Post-Operative Tapering Strategy
Once stable, implement a gradual taper over weeks to months:
- Double the usual oral hydrocortisone doses for 48 hours, then reduce to normal replacement doses over up to a week 1.
- Continue physiologic replacement doses (typically 15-25 mg hydrocortisone daily in divided doses) until HPA axis recovery is documented 1, 5.
- Serial morning cortisol monitoring is essential to guide steroid tapering and assess HPA axis recovery 1.
Duration of Replacement Therapy
The median time to HPA axis recovery in adrenal Cushing syndrome is 2.5 years (interquartile range 1.6-5.4 years) 5. This is significantly longer than Cushing's disease (1.4 years) or ectopic Cushing syndrome (0.6 years) 5.
- Only 38% of patients with adrenal Cushing syndrome recover adrenal function within 5 years, compared to 58% with Cushing's disease 5.
- Younger patients tend to recover faster, though the correlation with age is less pronounced in adrenal Cushing syndrome than in Cushing's disease 5.
Critical Pitfalls to Avoid
Do NOT discontinue steroids immediately (Option B is dangerous):
- Abrupt withdrawal can precipitate life-threatening adrenal crisis 1.
- No patients undergoing adrenalectomy for Cushing syndrome can safely avoid steroid replacement 4.
Do NOT commit to lifelong steroids (Option A is incorrect):
- Unlike bilateral adrenalectomy, unilateral adrenalectomy for adrenal adenoma allows eventual HPA axis recovery in most patients 1, 5.
- Lifelong surveillance is NOT required for adrenal adenoma 1.

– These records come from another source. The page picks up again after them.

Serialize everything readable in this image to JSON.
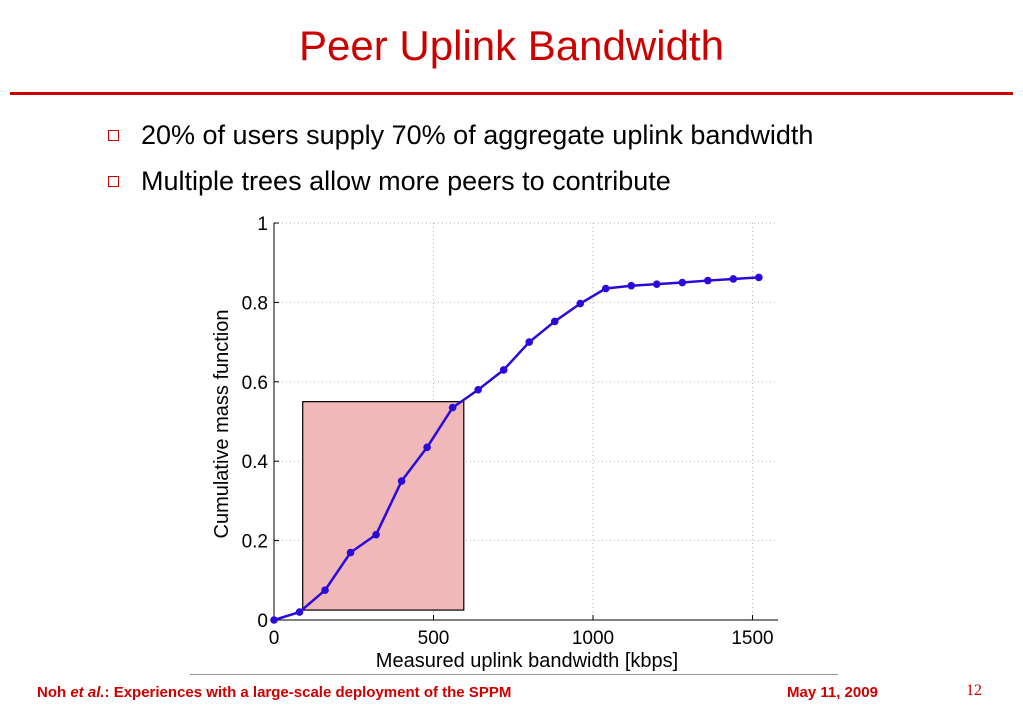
{
  "slide": {
    "title": "Peer Uplink Bandwidth",
    "bullets": [
      "20% of users supply 70% of aggregate uplink bandwidth",
      "Multiple trees allow more peers to contribute"
    ],
    "accent_color": "#cc0000",
    "bullet_icon": "hollow-square-bullet"
  },
  "footer": {
    "author": "Noh",
    "author_suffix": "et al.",
    "title_text": ": Experiences with a large-scale deployment of the SPPM",
    "date": "May 11, 2009",
    "page": "12"
  },
  "chart_data": {
    "type": "line",
    "xlabel": "Measured uplink bandwidth [kbps]",
    "ylabel": "Cumulative mass function",
    "xlim": [
      0,
      1580
    ],
    "ylim": [
      0,
      1
    ],
    "x_ticks": [
      "0",
      "500",
      "1000",
      "1500"
    ],
    "x_tick_values": [
      0,
      500,
      1000,
      1500
    ],
    "y_ticks": [
      "0",
      "0.2",
      "0.4",
      "0.6",
      "0.8",
      "1"
    ],
    "y_tick_values": [
      0,
      0.2,
      0.4,
      0.6,
      0.8,
      1
    ],
    "grid": "dotted",
    "line_color": "#2a0adb",
    "series": [
      {
        "x": [
          0,
          80,
          160,
          240,
          320,
          400,
          480,
          560,
          640,
          720,
          800,
          880,
          960,
          1040,
          1120,
          1200,
          1280,
          1360,
          1440,
          1520
        ],
        "y": [
          0.0,
          0.02,
          0.075,
          0.17,
          0.215,
          0.35,
          0.435,
          0.535,
          0.58,
          0.63,
          0.7,
          0.752,
          0.797,
          0.835,
          0.842,
          0.846,
          0.85,
          0.855,
          0.859,
          0.863
        ]
      }
    ],
    "highlight_region": {
      "x": [
        90,
        595
      ],
      "y": [
        0.025,
        0.55
      ],
      "fill": "#f0b8b8",
      "stroke": "#000000"
    }
  }
}
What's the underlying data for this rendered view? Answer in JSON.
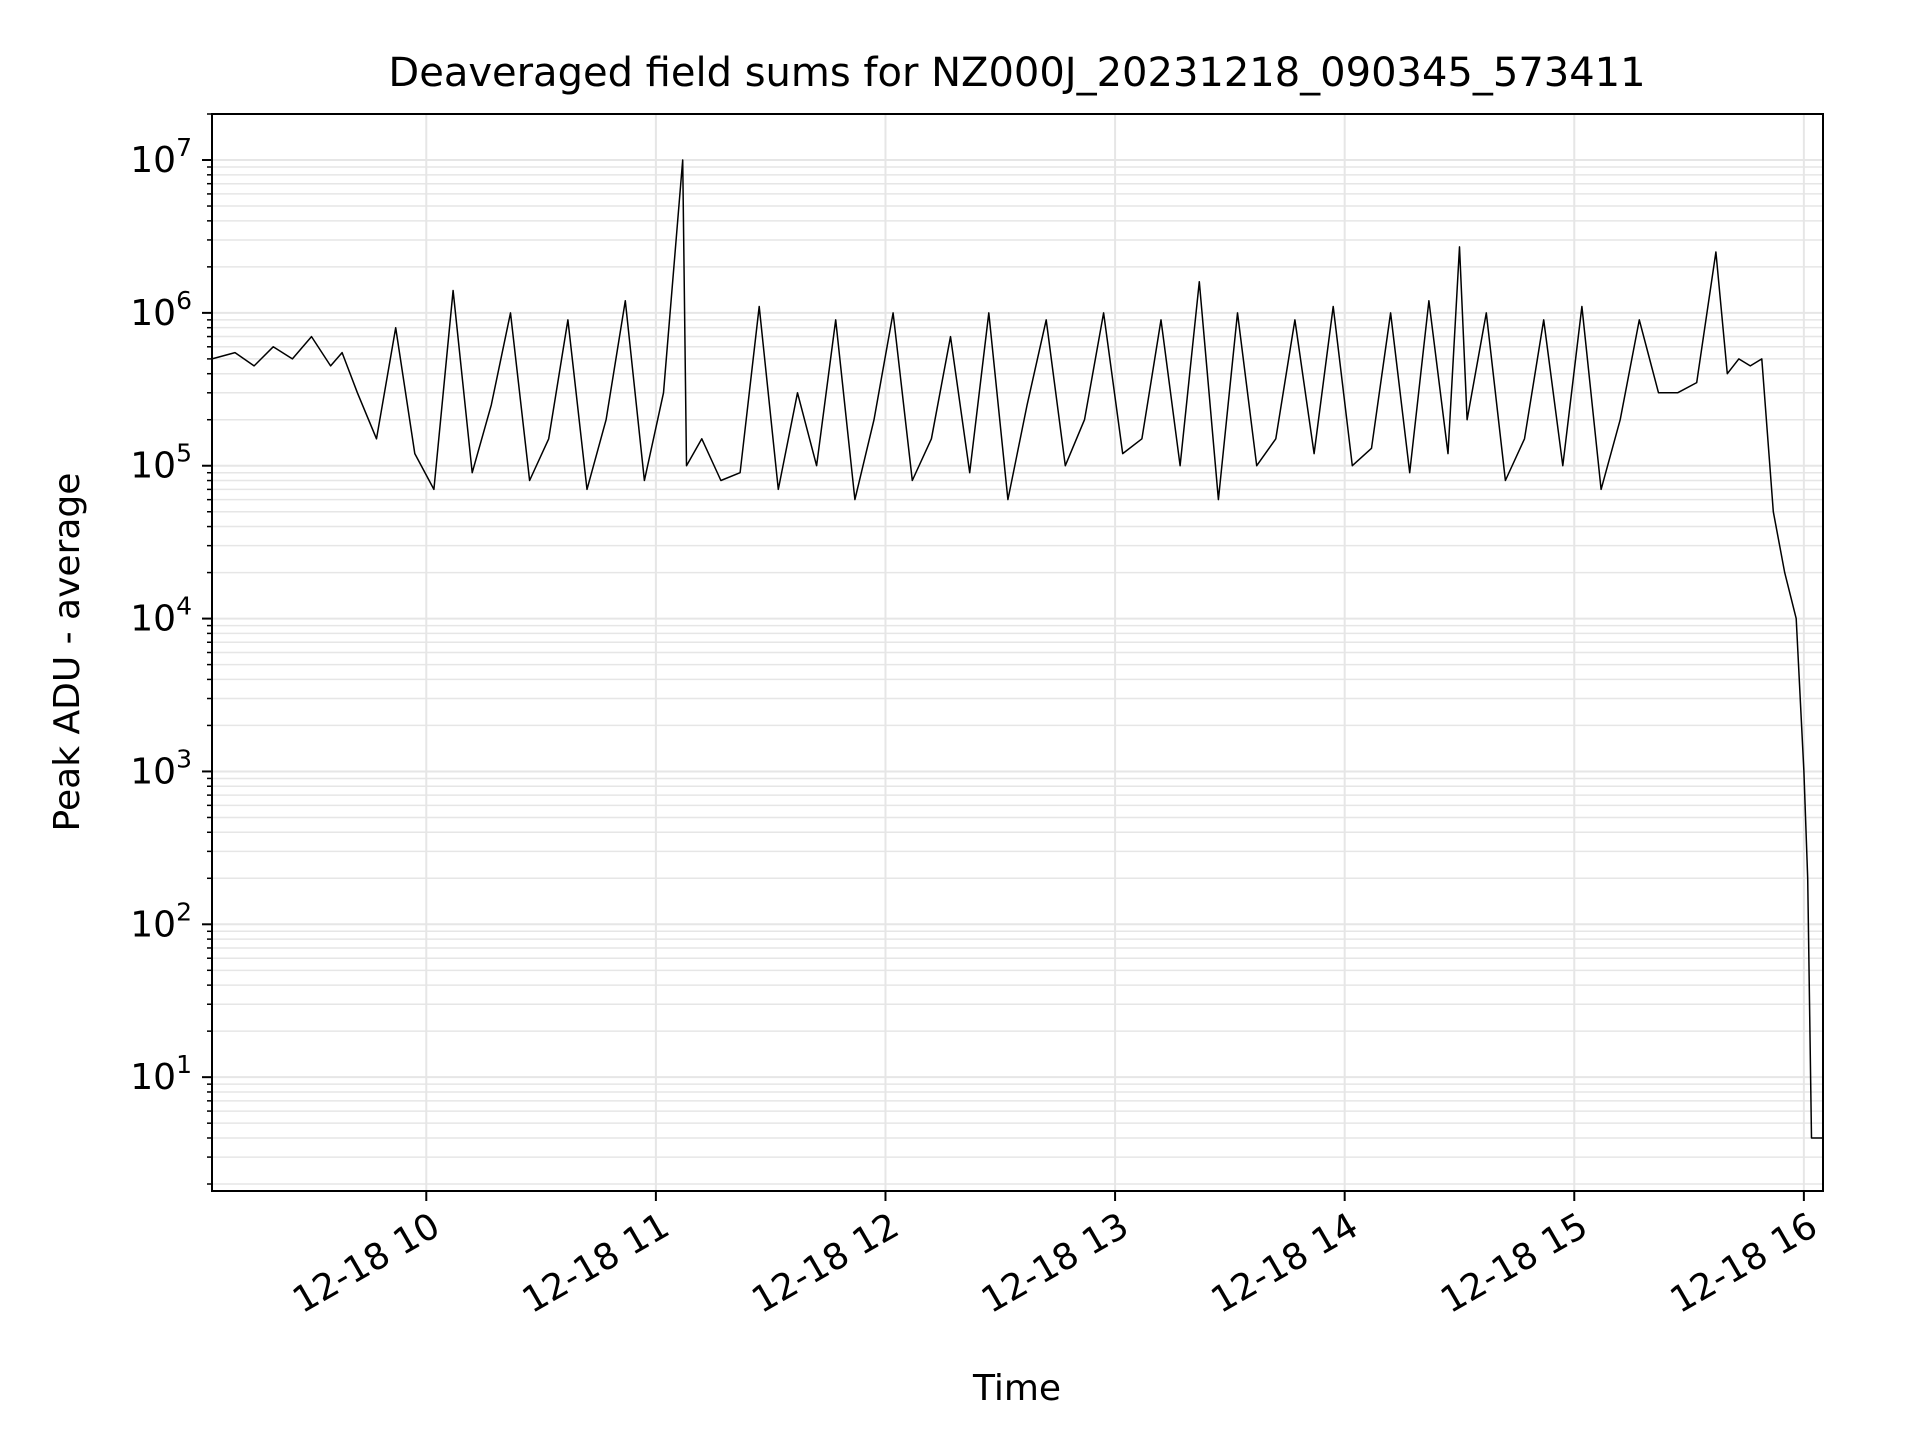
{
  "chart_data": {
    "type": "line",
    "title": "Deaveraged field sums for NZ000J_20231218_090345_573411",
    "xlabel": "Time",
    "ylabel": "Peak ADU - average",
    "yscale": "log",
    "xlim": [
      "2023-12-18 09:04",
      "2023-12-18 16:05"
    ],
    "ylim": [
      1.8,
      20000000
    ],
    "grid": true,
    "grid_color": "#e6e6e6",
    "line_color": "#000000",
    "x_ticks": [
      {
        "value": "2023-12-18 10:00",
        "label": "12-18 10"
      },
      {
        "value": "2023-12-18 11:00",
        "label": "12-18 11"
      },
      {
        "value": "2023-12-18 12:00",
        "label": "12-18 12"
      },
      {
        "value": "2023-12-18 13:00",
        "label": "12-18 13"
      },
      {
        "value": "2023-12-18 14:00",
        "label": "12-18 14"
      },
      {
        "value": "2023-12-18 15:00",
        "label": "12-18 15"
      },
      {
        "value": "2023-12-18 16:00",
        "label": "12-18 16"
      }
    ],
    "y_ticks": [
      {
        "value": 10,
        "base": "10",
        "exp": "1"
      },
      {
        "value": 100,
        "base": "10",
        "exp": "2"
      },
      {
        "value": 1000,
        "base": "10",
        "exp": "3"
      },
      {
        "value": 10000,
        "base": "10",
        "exp": "4"
      },
      {
        "value": 100000,
        "base": "10",
        "exp": "5"
      },
      {
        "value": 1000000,
        "base": "10",
        "exp": "6"
      },
      {
        "value": 10000000,
        "base": "10",
        "exp": "7"
      }
    ],
    "series": [
      {
        "x": [
          "2023-12-18 09:04",
          "2023-12-18 09:10",
          "2023-12-18 09:15",
          "2023-12-18 09:20",
          "2023-12-18 09:25",
          "2023-12-18 09:30",
          "2023-12-18 09:35",
          "2023-12-18 09:38",
          "2023-12-18 09:42",
          "2023-12-18 09:47",
          "2023-12-18 09:52",
          "2023-12-18 09:57",
          "2023-12-18 10:02",
          "2023-12-18 10:07",
          "2023-12-18 10:12",
          "2023-12-18 10:17",
          "2023-12-18 10:22",
          "2023-12-18 10:27",
          "2023-12-18 10:32",
          "2023-12-18 10:37",
          "2023-12-18 10:42",
          "2023-12-18 10:47",
          "2023-12-18 10:52",
          "2023-12-18 10:57",
          "2023-12-18 11:02",
          "2023-12-18 11:07",
          "2023-12-18 11:08",
          "2023-12-18 11:12",
          "2023-12-18 11:17",
          "2023-12-18 11:22",
          "2023-12-18 11:27",
          "2023-12-18 11:32",
          "2023-12-18 11:37",
          "2023-12-18 11:42",
          "2023-12-18 11:47",
          "2023-12-18 11:52",
          "2023-12-18 11:57",
          "2023-12-18 12:02",
          "2023-12-18 12:07",
          "2023-12-18 12:12",
          "2023-12-18 12:17",
          "2023-12-18 12:22",
          "2023-12-18 12:27",
          "2023-12-18 12:32",
          "2023-12-18 12:37",
          "2023-12-18 12:42",
          "2023-12-18 12:47",
          "2023-12-18 12:52",
          "2023-12-18 12:57",
          "2023-12-18 13:02",
          "2023-12-18 13:07",
          "2023-12-18 13:12",
          "2023-12-18 13:17",
          "2023-12-18 13:22",
          "2023-12-18 13:27",
          "2023-12-18 13:32",
          "2023-12-18 13:37",
          "2023-12-18 13:42",
          "2023-12-18 13:47",
          "2023-12-18 13:52",
          "2023-12-18 13:57",
          "2023-12-18 14:02",
          "2023-12-18 14:07",
          "2023-12-18 14:12",
          "2023-12-18 14:17",
          "2023-12-18 14:22",
          "2023-12-18 14:27",
          "2023-12-18 14:30",
          "2023-12-18 14:32",
          "2023-12-18 14:37",
          "2023-12-18 14:42",
          "2023-12-18 14:47",
          "2023-12-18 14:52",
          "2023-12-18 14:57",
          "2023-12-18 15:02",
          "2023-12-18 15:07",
          "2023-12-18 15:12",
          "2023-12-18 15:17",
          "2023-12-18 15:22",
          "2023-12-18 15:27",
          "2023-12-18 15:32",
          "2023-12-18 15:37",
          "2023-12-18 15:40",
          "2023-12-18 15:43",
          "2023-12-18 15:46",
          "2023-12-18 15:49",
          "2023-12-18 15:52",
          "2023-12-18 15:55",
          "2023-12-18 15:58",
          "2023-12-18 16:00",
          "2023-12-18 16:01",
          "2023-12-18 16:02",
          "2023-12-18 16:03",
          "2023-12-18 16:05"
        ],
        "y": [
          500000,
          550000,
          450000,
          600000,
          500000,
          700000,
          450000,
          550000,
          300000,
          150000,
          800000,
          120000,
          70000,
          1400000,
          90000,
          250000,
          1000000,
          80000,
          150000,
          900000,
          70000,
          200000,
          1200000,
          80000,
          300000,
          10000000,
          100000,
          150000,
          80000,
          90000,
          1100000,
          70000,
          300000,
          100000,
          900000,
          60000,
          200000,
          1000000,
          80000,
          150000,
          700000,
          90000,
          1000000,
          60000,
          250000,
          900000,
          100000,
          200000,
          1000000,
          120000,
          150000,
          900000,
          100000,
          1600000,
          60000,
          1000000,
          100000,
          150000,
          900000,
          120000,
          1100000,
          100000,
          130000,
          1000000,
          90000,
          1200000,
          120000,
          2700000,
          200000,
          1000000,
          80000,
          150000,
          900000,
          100000,
          1100000,
          70000,
          200000,
          900000,
          300000,
          300000,
          350000,
          2500000,
          400000,
          500000,
          450000,
          500000,
          50000,
          20000,
          10000,
          1000,
          200,
          4,
          4,
          4
        ]
      }
    ]
  }
}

Fludrocortisone (Option D) is NOT routinely needed:
- Mineralocorticoid replacement is only necessary after bilateral adrenalectomy 2.
- Unilateral adrenalectomy preserves the contralateral adrenal's mineralocorticoid function.
Stress-Dose Coverage During Recovery
Until HPA axis recovery is confirmed, the patient remains at risk for adrenal insufficiency during physiologic stress:
- Stress-dose coverage is required during intercurrent illness, trauma, or subsequent surgery 1.
- Patients should be educated on "sick day rules" (doubling steroid doses during illness) and carry emergency hydrocortisone 6.
- Volume-resistant hypotension is a late sign of adrenal crisis; earlier signs include malaise, orthostatic hypotension, and persistent pyrexia 6.
Monitoring Strategy
Regular endocrine follow-up during the recovery phase should assess:
- Signs of adrenal insufficiency requiring dose adjustment 1.
- Morning cortisol levels to guide tapering and eventual discontinuation 1.
- Growth velocity and bone density recovery in pediatric patients 1.
- Cardiovascular and metabolic improvements from resolution of hypercortisolism 5.
Steroid withdrawal syndrome may occur despite acceptable cortisol levels (100-750 nmol/L), presenting with symptoms mimicking adrenal insufficiency due to glucocorticoid tolerance 7. This self-limiting condition responds to temporary dose increases and typically resolves within 6-10 months 7.